07/24/19 - Settling on the simplified set-up pictured to the left.  Seems to be the best combination of performance & convenience that I have.  I added a V-Block filter to the guider which helps to make the stars in the guiding image very small and point-like.  I also use a Bahtinov mask to get very good focus on both the Televue main imager and the guider.
†Televue 102mm (FL=880mm) Apochromatic Refractor w/0.8x focal reducer/field flattener @f/6.9
Orion Atlas EQ-G Mount • SBIG ST-8300m CCD w/Orion Nautilus filter wheel & 2" LRGB Filters
Orion 80mm (FL=400mm) Achromatic Refractor @f/5 & Orion StarShoot Autoguider w/V-Block filter
MaximDL, AstroImager image acquisition/processing & PHD2 guiding software

08/28/19 - Configuring and testing another set-up.  This is the AstroTech 8 IN (Imaging Newtonian) w/SBIG 8300c camera and Orion 50 mm StarShoot Autoguider.  I've always had trouble with its primary mirror easily going out of collimation.  I found that it was the push/pull, spring loaded adjusting bolts that were "sticky" and just needed aligned and secured.  Seems to be holding a collimation relatively well now.  This set-up might have the necessary light gathering power to compliment the SBIG 8300c's lack of sensitivity.
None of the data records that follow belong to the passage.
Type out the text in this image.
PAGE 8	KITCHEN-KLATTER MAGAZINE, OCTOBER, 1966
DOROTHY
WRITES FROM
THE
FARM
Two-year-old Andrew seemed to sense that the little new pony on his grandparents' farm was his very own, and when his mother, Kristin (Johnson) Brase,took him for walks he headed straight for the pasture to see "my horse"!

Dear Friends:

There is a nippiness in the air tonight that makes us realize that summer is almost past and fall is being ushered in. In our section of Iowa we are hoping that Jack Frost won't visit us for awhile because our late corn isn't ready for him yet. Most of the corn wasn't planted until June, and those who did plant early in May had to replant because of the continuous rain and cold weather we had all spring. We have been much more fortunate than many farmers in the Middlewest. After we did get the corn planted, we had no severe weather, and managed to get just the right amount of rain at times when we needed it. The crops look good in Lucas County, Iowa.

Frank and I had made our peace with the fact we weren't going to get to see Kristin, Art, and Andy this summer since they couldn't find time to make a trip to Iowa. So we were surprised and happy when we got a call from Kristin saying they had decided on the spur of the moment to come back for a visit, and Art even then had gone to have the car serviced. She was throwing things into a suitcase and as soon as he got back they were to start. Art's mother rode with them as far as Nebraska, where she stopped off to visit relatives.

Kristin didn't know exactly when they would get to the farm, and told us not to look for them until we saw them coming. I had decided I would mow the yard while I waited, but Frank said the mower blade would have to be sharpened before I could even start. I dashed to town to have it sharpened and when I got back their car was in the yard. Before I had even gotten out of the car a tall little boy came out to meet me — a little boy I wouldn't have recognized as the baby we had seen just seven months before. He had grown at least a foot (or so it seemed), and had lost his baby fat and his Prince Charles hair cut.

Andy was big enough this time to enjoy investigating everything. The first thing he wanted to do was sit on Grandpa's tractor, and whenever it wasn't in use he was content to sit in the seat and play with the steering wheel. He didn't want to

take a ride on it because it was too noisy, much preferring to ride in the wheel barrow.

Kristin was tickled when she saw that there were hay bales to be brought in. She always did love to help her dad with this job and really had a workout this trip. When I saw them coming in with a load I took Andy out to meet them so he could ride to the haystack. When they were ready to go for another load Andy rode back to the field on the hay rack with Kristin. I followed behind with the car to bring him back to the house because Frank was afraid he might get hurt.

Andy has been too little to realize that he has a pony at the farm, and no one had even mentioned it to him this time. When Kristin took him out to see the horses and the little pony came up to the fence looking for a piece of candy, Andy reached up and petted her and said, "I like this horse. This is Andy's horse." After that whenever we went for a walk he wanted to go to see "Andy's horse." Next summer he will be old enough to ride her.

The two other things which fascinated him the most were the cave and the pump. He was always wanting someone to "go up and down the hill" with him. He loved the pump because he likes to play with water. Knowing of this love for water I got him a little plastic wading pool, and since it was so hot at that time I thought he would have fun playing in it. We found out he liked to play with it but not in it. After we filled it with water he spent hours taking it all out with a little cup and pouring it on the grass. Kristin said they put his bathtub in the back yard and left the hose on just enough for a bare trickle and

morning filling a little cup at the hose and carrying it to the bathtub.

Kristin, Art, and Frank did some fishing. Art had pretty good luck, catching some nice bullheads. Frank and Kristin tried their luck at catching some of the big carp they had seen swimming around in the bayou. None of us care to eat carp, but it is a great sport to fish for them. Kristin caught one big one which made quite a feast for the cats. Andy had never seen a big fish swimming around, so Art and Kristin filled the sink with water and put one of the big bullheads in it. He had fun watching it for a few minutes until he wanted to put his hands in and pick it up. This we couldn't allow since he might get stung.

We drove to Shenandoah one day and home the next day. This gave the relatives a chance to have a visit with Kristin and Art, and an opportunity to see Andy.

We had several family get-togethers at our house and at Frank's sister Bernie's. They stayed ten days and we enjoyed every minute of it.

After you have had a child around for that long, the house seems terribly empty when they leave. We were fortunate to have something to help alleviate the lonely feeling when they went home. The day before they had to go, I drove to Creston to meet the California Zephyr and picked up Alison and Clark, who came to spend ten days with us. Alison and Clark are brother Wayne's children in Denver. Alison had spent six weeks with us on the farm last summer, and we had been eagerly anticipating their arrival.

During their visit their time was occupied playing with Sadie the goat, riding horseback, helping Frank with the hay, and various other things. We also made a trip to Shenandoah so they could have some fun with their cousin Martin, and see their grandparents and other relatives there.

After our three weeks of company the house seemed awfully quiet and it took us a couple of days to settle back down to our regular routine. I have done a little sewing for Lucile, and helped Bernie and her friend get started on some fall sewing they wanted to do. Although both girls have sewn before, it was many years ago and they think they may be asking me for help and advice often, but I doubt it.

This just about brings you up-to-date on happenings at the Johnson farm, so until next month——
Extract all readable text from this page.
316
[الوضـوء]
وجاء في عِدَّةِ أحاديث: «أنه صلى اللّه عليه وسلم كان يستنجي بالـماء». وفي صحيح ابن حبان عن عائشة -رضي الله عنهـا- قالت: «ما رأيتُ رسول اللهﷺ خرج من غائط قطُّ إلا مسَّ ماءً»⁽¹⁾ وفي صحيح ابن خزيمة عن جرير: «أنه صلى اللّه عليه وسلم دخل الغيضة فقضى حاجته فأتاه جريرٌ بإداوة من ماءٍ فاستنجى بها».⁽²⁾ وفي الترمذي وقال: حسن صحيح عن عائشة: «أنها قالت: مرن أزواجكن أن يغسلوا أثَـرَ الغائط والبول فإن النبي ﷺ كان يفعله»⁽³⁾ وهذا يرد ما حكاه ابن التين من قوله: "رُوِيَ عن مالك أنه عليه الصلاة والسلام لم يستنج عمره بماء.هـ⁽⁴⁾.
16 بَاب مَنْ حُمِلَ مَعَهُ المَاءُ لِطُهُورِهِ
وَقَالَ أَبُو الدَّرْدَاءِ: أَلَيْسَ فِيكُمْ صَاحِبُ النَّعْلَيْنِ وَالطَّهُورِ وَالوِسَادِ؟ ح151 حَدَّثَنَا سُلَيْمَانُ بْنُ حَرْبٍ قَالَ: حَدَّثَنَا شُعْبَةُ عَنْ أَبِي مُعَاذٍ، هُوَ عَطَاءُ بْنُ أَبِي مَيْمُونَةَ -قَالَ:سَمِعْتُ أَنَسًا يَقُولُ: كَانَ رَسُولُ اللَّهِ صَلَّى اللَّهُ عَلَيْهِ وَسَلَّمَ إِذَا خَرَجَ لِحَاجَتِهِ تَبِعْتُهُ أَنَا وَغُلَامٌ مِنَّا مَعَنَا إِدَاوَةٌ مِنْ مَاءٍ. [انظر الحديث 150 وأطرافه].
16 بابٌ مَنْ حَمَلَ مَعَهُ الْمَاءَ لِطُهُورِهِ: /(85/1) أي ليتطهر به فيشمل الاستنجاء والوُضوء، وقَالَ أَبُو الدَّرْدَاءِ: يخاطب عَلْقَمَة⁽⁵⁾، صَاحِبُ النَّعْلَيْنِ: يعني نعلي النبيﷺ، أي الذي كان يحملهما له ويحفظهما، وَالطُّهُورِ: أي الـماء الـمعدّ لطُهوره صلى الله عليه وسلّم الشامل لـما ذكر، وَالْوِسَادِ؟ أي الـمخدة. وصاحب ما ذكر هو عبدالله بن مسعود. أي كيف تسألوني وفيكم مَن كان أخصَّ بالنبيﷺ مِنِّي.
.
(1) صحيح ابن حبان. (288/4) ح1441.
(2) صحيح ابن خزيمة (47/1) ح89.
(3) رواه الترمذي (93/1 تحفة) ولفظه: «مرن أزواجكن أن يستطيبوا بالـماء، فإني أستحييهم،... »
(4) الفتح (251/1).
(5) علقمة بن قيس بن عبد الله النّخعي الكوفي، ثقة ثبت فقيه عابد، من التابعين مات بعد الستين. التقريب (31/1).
This orphan has been adopted by Dr. Luke Schmidt of Texas A&M!!  Thanks Luke for providing a good home :-)

05/03/20 - Ordered a ZWO CMOS camera and a dual narrow-band filter...  05/09/20 - CMOS camera arrived and I installed it onto the Televue 102mm without the TV focal reducer for a focal length of 880mm.  This gives me a nice field of view for smaller objects like galaxies and planetary nebula.  Imaging with the CMOS, which is much more sensitive than the SBIG CCD camera, is a very different experience than the traditional "long exposure, dark-sky with very good tracking" imaging that I am used to.  Basically, one uses relatively short exposures (5s to 2 min) and live-stack many images to develop a high resolution, high signal-to-noise ratio, one-shot color image of your target.  An example of my first image test can be found above for M13.  The resulting image is very different from the grey-scale, washed out, images that I've previously been able to get of globular clusters and is a much better representation of what a globular is really supposed to look like:  very old, yellow stars that are distinguishable one-from-the-other.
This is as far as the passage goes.